Leadership essentials: What matters most for education 2022?

Leadership essentials: What matters most for education 2022?

Throughout The Educator’s Leadership Essentials series, we have been asking sector leaders from across Australia’s education landscape about what can be done to make meaningful improvements in key areas such as duty of care, legal compliance, and risk mitigation.

In this article, we look at what matters most for Australian education in 2022 and reveal the key priorities of system leaders as they embark on a new school year.

Andrew Pierpoint, president of the Australian Secondary Principals' Association (ASPA) says many principals are highly focussed on creating an environment that is about ‘getting back to normal’ – for staff, students, parents and the broader school community.

“To necessitate this, a conscious and intended agenda of not tackling new initiatives and letting the school and community ‘take a breath’ for a period of time is very important,” Pierpoint told The Educator.

“The skill of the school leader is to know when the time is to address new initiatives in the school – an equally important part of recovery. I am very confident that Principals in our secondary schools will strike the correct balance.”

Catholic Secondary Principals Australia (CaSPA) president, Ann Rebgetz, said a high ranked leadership priority will be ensuring there is always strong leadership at the helm.

“This means investing in developing the leadership capital of the senior leadership team of the school and ensuring that all are leading strategically and as a team,” Rebgetz told The Educator.

“Again, in being strategic, developing capacity of Middle Leaders and Teachers will have far reaching effects. The blueprint and vision of the school needs to be clear to facilitate all being on the one page.”

Rebgetz said commitment to the ethos and culture of the school inclusive of the faith of the community will provide impetus, collaboration and focus to achieve the local, national, and global goals for schools, taking into account their specific contexts.

“Understanding culturally diverse learners to create a more equitable society enabling potential to be maximized underpins all that we do. Leading well in resourcing is again crucial to outcomes.”

Association of Heads of Independent Schools of Australia (AHISA) president, Beth Blackwood, said there has been such rapid technological and social transformation this century that all school leaders in some form or another have had to work in the present while investing in the future.

“COVID-19 accelerated that change. I expect to see further innovations emerging this year in accommodating student agency and student voice – for example through self-directed learning,” Blackwood told The Educator.

“As well as fresh approaches in teaching and learning, we are likely to see experimentation in schools with trends that are having a big impact in post-school education, such as micro-credentialling and digital passports.”

In terms of school operations, says Blackwood, independent school principals are likely to be prioritising every aspect of staff wellbeing and development.

“Accommodating shifting expectations and life situations among teachers has been underway for several years, but has been made more complex by COVID,” she said.

“We are likely to see workforce issues – whether in recruiting or retaining staff or in meeting timetabling requirements – challenging principals in all sectors.”

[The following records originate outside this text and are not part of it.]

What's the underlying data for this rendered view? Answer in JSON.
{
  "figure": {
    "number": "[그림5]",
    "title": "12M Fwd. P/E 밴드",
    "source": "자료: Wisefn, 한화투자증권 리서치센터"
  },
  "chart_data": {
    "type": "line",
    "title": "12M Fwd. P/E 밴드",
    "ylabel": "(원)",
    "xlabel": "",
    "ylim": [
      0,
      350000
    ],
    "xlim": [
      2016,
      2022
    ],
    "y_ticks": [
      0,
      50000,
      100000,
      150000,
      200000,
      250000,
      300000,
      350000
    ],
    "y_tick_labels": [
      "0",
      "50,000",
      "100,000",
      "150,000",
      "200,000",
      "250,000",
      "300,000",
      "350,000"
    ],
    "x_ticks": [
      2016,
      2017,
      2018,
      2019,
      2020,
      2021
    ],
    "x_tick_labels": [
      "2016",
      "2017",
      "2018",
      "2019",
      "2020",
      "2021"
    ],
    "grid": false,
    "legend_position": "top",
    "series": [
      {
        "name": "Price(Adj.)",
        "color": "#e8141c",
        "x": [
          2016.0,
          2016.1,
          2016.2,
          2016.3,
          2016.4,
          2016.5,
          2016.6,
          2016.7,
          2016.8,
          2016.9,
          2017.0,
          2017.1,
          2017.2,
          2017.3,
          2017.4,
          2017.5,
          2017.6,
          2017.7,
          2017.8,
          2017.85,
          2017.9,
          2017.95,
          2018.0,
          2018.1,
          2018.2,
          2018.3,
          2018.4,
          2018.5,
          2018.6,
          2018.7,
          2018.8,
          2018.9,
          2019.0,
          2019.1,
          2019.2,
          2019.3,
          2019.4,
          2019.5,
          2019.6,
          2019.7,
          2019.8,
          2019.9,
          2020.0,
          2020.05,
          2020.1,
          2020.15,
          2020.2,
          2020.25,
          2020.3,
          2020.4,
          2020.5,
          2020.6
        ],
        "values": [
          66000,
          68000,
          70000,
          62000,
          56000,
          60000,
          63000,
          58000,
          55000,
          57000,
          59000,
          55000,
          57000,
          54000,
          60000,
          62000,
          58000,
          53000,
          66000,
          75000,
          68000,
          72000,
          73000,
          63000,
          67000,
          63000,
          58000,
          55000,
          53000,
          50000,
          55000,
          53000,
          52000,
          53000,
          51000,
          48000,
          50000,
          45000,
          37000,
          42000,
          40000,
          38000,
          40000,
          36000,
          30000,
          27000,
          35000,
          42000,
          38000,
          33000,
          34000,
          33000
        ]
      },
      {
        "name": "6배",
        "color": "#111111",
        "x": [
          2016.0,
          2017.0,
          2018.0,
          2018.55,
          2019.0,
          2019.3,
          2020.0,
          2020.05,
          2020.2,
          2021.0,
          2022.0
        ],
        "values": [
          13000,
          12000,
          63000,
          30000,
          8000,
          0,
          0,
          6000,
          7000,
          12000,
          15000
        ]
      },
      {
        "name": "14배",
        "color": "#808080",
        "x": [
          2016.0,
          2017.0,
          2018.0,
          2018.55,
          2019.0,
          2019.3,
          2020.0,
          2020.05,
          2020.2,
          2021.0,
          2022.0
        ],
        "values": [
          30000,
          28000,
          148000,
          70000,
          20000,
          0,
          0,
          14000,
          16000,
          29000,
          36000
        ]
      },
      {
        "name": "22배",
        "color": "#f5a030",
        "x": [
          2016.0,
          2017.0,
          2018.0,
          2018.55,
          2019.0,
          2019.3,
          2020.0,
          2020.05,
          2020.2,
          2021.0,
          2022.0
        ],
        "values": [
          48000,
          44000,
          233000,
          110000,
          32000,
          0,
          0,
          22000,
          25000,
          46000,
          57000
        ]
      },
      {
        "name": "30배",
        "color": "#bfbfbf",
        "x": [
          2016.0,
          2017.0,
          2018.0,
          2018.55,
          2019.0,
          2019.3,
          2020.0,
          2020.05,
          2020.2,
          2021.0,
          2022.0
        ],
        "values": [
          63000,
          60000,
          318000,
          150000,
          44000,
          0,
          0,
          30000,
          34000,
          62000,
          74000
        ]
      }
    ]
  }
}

Matthew Johnson, president of the Australian Special Education Principals Association (ASEPA), said systems and sectors need to reassure parents that special schools will continue to be allocated the appropriate resources to adequately staff and support students in the long term.

“Our schools and leaders need pre-service teacher preparation providers to consider making special education subjects compulsory within initial teacher preparation programs to provide our students with the quality and qualified staff that they need and deserve,” Johnson told The Educator.

“Our leaders need to be allocated sufficient funding and time to ensure professional development is in place for teachers and the support staff within special schools if inclusive education is to be achieved for all. Finally, systems need to ensure principal and leader wellbeing within the specialist education sector be made a priority for research and provided with tangible resources and supports.”